The objective of this study was to evaluate the feasibility and safety of high-dose azathioprine pulse (HAP) therapy in the induction of remission in patients with active Wegener's granulomatosis (WG) or progressive lupus nephritis (LN) refractory to or intolerant of cyclophosphamide. Four patients with antineutrophil cytoplasmic antibody (ANCA)-associated WG and two patients with progressive LN were treated with HAP (1200-1800 mg) applied monthly as continuous intravenous infusions at 50 mg/h. Patients received a total of 50 courses of intravenous azathioprine (AZA) therapy. Disease activity was assessed using the Birmingham Vasculitis Activity Score (BVAS) and the Systemic Lupus Erythematosus Activity Index (SLEDAI). As only partial remission was induced in patients with progressive LN on this regimen, an additional 18 cycles were applied in these patients in which oral AZA at 100 mg/day in weeks 2 and 3 was added between two intravenous courses. A hereditary defect in thiopurine methyltransferase activity was excluded before initiation of treatment. High-dose azathioprine pulse and the intensified HAP treatment were well tolerated. Complete remission was achieved in two patients with WG suffering from three relapses of disease on application of 2-6 courses of HAP. Remission was maintained for 16-24 months. The remaining two patients with WG were withdrawn after 2-3 courses due to unchanged disease activity. In two patients with LN, partial remission was noted on 6-9 courses of HAP; however, the patients relapsed despite therapy with methotrexate and mycophenolate mofetil. The intensified HAP regimen led to partial or complete remission in both LN patients which was confirmed by sequential renal biopsies. Our results suggest that HAP therapy represents a well-tolerated regimen in patients with active WG and LN intolerant of or refractory to cyclophosphamide. As partial or complete remission was observed in four of six patients, further studies seem warranted to assess clinical efficacy in these patients.
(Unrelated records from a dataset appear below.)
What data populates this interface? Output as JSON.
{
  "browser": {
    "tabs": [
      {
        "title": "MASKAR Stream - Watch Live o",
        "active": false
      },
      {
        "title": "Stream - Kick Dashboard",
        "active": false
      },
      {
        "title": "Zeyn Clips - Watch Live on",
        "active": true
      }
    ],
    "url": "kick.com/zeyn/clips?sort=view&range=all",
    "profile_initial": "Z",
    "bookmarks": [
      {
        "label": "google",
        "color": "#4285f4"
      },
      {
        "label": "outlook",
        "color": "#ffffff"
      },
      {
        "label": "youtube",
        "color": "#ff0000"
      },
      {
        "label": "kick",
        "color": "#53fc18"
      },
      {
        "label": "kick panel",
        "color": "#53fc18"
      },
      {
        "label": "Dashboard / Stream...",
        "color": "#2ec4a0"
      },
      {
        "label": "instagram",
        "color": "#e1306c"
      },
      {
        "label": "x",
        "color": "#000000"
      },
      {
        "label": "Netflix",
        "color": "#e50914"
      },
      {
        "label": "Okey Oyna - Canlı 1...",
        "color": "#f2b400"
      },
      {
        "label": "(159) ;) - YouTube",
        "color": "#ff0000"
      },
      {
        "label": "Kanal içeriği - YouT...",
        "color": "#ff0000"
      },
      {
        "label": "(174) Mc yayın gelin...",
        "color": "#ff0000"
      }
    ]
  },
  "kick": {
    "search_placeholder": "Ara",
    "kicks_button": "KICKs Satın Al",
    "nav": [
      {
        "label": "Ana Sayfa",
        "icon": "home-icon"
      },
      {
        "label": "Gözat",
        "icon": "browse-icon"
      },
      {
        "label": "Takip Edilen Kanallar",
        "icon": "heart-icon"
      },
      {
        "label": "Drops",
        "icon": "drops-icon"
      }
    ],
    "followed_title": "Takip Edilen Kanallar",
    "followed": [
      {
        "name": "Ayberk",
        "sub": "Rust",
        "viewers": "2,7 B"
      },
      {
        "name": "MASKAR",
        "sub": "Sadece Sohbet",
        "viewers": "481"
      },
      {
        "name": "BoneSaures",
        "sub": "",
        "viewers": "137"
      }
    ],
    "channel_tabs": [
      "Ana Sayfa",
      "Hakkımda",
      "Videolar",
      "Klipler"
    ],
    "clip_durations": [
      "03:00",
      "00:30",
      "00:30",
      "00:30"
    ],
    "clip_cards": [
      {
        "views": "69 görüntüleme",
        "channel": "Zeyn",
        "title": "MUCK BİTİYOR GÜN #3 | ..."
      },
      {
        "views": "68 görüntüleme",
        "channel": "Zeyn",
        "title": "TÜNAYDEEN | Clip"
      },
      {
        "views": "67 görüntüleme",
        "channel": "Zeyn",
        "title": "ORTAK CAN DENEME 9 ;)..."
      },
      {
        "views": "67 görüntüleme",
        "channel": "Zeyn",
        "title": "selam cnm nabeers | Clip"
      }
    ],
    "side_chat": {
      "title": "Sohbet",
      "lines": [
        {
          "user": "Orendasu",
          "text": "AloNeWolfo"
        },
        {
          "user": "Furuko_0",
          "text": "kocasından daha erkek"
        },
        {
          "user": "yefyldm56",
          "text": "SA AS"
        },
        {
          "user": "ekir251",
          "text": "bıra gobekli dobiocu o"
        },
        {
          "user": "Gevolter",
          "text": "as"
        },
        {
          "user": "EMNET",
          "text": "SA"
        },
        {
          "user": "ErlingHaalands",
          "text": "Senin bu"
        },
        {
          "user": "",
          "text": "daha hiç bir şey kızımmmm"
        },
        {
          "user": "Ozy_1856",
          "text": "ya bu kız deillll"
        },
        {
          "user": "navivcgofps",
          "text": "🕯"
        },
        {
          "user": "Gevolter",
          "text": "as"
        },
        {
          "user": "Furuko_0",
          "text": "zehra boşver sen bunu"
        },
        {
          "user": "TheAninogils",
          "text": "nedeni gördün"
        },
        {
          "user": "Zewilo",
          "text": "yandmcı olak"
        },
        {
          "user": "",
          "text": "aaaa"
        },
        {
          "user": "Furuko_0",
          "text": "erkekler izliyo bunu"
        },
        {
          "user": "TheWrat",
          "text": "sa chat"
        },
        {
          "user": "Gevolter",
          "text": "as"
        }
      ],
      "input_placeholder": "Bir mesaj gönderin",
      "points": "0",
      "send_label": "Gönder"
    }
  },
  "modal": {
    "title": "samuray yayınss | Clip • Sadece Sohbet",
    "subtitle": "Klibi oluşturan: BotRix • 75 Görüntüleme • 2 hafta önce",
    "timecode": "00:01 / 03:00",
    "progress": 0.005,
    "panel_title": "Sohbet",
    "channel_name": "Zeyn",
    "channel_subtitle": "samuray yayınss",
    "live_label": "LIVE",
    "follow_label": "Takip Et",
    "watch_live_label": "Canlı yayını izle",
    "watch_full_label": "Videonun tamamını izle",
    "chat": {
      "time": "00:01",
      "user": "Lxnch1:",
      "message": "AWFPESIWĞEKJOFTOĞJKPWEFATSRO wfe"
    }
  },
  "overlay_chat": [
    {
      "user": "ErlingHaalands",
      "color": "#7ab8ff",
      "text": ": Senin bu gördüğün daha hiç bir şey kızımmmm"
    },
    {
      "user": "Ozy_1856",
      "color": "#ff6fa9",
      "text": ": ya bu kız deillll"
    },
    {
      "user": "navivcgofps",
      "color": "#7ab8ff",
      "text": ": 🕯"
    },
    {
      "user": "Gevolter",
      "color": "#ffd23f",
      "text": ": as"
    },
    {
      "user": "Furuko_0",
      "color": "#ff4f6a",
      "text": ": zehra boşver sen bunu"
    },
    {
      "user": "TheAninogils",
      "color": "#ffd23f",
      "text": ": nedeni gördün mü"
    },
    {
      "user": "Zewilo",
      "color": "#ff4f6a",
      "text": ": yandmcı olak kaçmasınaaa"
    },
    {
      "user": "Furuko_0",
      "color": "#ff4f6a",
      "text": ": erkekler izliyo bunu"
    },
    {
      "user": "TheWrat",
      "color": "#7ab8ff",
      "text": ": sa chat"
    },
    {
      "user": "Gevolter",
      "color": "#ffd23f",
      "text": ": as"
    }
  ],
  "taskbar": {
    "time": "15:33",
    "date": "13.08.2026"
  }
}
本研究的目的是评估大剂量硫唑嘌呤冲击(HAP)疗法诱导对环磷酰胺耐药或不耐受的活动性韦格纳肉芽肿(WG)或进行性狼疮性肾炎(LN)患者缓解的可行性和安全性。4例抗中性粒细胞胞浆抗体(ANCA)相关的WG患者和2例进行性LN患者接受了HAP(1200 - 1800 mg)治疗,每月以50 mg/h的速度持续静脉输注。患者共接受了50个疗程的静脉硫唑嘌呤(AZA)治疗。使用伯明翰血管炎活动评分(BVAS)和系统性红斑狼疮疾病活动指数(SLEDAI)评估疾病活动度。由于在此方案下进行性LN患者仅诱导出部分缓解,因此在这些患者中额外应用了18个周期,即在两个静脉疗程之间的第2周和第3周加用100 mg/天的口服AZA。在开始治疗前排除了硫嘌呤甲基转移酶活性的遗传性缺陷。大剂量硫唑嘌呤冲击和强化HAP治疗耐受性良好。2例患有3次疾病复发的WG患者在应用2 - 6个疗程的HAP后实现了完全缓解。缓解维持了16 - 24个月。其余2例WG患者在2 - 3个疗程后因疾病活动度未改善而退出。2例LN患者在6 - 9个疗程的HAP治疗后出现部分缓解;然而,尽管接受了甲氨蝶呤和霉酚酸酯治疗,患者仍复发。强化HAP方案导致2例LN患者部分或完全缓解,这通过连续肾活检得到证实。我们的结果表明,HAP疗法对于对环磷酰胺不耐受或耐药的活动性WG和LN患者是一种耐受性良好的方案。由于6例患者中有4例观察到部分或完全缓解,似乎有必要进一步研究以评估这些患者的临床疗效。